Around three weeks before President Kennedy was ambushed, CBS News' then Bureau Chief in New Orleans, Dan Rather, was apparently told by then-CBS News Editor Ralph Paskman to set up extensive coverage of President Kennedy's November 22, 1963 motorcade through Dallas. And, coincidentally, at the very moment President Kennedy was ambushed, Rather was "on the other side of the railroad tracks, beyond the triple underpass, thirty yards from a grassy knoll," according to Rather's 1977 book, The Camera Never Blinks.
Although Rather claims he heard no shots on November 22, 1963, after President Kennedy's limousine rushed past him Rather apparently ran as fast as he could to the TV station of CBS's local affiliate, telephoned Parkland Hospital and was the first U.S. journalist to be informed by an unidentified hospital doctor that President Kennedy was dead.
After the JFK ambush, according to Rather, "We ran our leads through the FBI and the Dallas Police" and "Finally, we had a name: Abraham Zapruder." Rather claimed that:
"When we reached him, Zapruder did not know what he had...We helped arrange for Eastman Kodak to process the film. This job had to be done by the best equipment.
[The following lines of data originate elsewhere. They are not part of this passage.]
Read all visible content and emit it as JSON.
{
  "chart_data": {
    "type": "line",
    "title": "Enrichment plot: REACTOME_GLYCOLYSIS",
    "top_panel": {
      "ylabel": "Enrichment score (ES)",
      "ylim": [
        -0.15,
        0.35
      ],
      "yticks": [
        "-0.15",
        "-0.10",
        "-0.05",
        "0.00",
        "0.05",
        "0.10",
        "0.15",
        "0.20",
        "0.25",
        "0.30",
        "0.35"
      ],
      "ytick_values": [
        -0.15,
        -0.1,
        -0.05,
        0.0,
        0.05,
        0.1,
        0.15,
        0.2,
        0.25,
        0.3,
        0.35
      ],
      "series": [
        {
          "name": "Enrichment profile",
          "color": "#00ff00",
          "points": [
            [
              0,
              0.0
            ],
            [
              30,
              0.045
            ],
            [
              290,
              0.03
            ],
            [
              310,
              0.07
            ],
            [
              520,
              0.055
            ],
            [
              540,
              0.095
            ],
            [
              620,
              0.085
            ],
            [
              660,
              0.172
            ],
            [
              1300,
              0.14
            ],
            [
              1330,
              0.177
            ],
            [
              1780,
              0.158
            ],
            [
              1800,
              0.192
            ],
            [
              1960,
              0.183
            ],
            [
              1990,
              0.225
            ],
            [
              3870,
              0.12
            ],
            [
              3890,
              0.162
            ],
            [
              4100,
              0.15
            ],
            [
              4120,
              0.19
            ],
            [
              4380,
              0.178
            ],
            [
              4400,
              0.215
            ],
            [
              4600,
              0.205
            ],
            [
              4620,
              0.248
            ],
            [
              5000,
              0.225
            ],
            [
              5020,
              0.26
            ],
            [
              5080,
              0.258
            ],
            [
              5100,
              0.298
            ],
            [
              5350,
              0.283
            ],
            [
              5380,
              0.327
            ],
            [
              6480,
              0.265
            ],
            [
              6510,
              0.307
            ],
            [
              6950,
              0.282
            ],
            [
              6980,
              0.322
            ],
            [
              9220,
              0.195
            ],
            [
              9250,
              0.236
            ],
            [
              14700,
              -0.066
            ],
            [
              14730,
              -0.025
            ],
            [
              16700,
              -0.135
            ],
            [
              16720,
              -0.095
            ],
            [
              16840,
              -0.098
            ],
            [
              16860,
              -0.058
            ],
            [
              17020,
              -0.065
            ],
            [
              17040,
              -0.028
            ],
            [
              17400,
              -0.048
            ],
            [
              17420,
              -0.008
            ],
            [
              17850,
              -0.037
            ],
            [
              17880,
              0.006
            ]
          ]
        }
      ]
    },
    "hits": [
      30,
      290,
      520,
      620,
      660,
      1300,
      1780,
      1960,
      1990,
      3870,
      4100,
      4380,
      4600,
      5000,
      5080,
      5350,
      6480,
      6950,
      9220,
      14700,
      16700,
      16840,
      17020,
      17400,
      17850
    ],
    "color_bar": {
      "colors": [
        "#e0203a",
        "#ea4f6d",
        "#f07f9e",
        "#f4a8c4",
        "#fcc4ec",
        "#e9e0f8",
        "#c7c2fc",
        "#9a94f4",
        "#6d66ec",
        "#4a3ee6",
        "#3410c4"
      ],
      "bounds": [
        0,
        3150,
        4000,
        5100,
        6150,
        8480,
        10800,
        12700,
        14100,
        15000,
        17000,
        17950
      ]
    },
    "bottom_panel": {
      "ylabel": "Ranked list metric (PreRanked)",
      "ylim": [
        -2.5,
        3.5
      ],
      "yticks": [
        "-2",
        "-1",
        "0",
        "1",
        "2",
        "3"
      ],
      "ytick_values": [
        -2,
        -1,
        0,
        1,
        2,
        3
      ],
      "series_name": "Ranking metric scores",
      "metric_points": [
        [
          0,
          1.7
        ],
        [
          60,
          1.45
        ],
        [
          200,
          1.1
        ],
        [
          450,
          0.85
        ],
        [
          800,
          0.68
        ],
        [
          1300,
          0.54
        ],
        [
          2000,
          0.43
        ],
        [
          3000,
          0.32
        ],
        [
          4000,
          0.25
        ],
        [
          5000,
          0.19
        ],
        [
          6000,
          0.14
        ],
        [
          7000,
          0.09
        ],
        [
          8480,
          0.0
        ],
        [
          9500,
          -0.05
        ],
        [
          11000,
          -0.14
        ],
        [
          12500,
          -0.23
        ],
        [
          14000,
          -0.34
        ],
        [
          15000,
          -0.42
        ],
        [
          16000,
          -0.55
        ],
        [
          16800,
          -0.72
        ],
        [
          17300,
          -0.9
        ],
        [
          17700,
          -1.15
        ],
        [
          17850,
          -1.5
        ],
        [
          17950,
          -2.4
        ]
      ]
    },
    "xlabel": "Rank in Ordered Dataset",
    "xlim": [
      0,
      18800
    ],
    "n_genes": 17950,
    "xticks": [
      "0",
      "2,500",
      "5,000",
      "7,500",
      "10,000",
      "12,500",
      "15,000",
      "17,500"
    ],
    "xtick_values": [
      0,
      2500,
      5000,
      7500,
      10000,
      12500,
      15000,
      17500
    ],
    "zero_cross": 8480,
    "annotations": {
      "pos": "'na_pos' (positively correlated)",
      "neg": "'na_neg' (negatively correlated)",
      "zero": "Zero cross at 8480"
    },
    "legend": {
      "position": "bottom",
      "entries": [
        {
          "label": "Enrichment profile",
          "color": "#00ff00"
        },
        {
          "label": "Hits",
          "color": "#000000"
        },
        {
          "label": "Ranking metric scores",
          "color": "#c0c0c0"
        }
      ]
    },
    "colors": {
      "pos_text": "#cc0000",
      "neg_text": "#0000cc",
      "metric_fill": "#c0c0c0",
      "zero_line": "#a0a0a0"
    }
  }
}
It had to be done fast. And it had to be kept confidential."
But after he viewed the Zapruder film of President Kennedy's elimination, CBS's "Man in Dallas," coincidentally, apparently described its contents to television viewers in an erroneous way that implied that President Kennedy was not killed by shots from the grassy knoll. As BBC investigative reporter Anthony Summers wrote in his 1980 book, Conspiracy:
"If the only comprehensive visual record of the Kennedy assassination had been shown on November 22, 1963, most people in the United States would have gone to bed that night certain that their President [JFK] had been shot from the front and only perhaps--by an earlier shot--from behind. Americans were of course not shown the full Zapruder film until more than a decade later. They were, within days, given a verbal description of the footage on CBS television. Dan Rather, a television correspondent who had been permitted to view the film, was the narrator. Rather said that at the fatal head shot the President [JFK] `fell forward with considerable violence.' He omitted to say what in fact is mercilessly obvious from any alert viewing of the film. It is manifestly clear that the President [JFK] jerked backward at the moment of the shot that visibly exploded his head."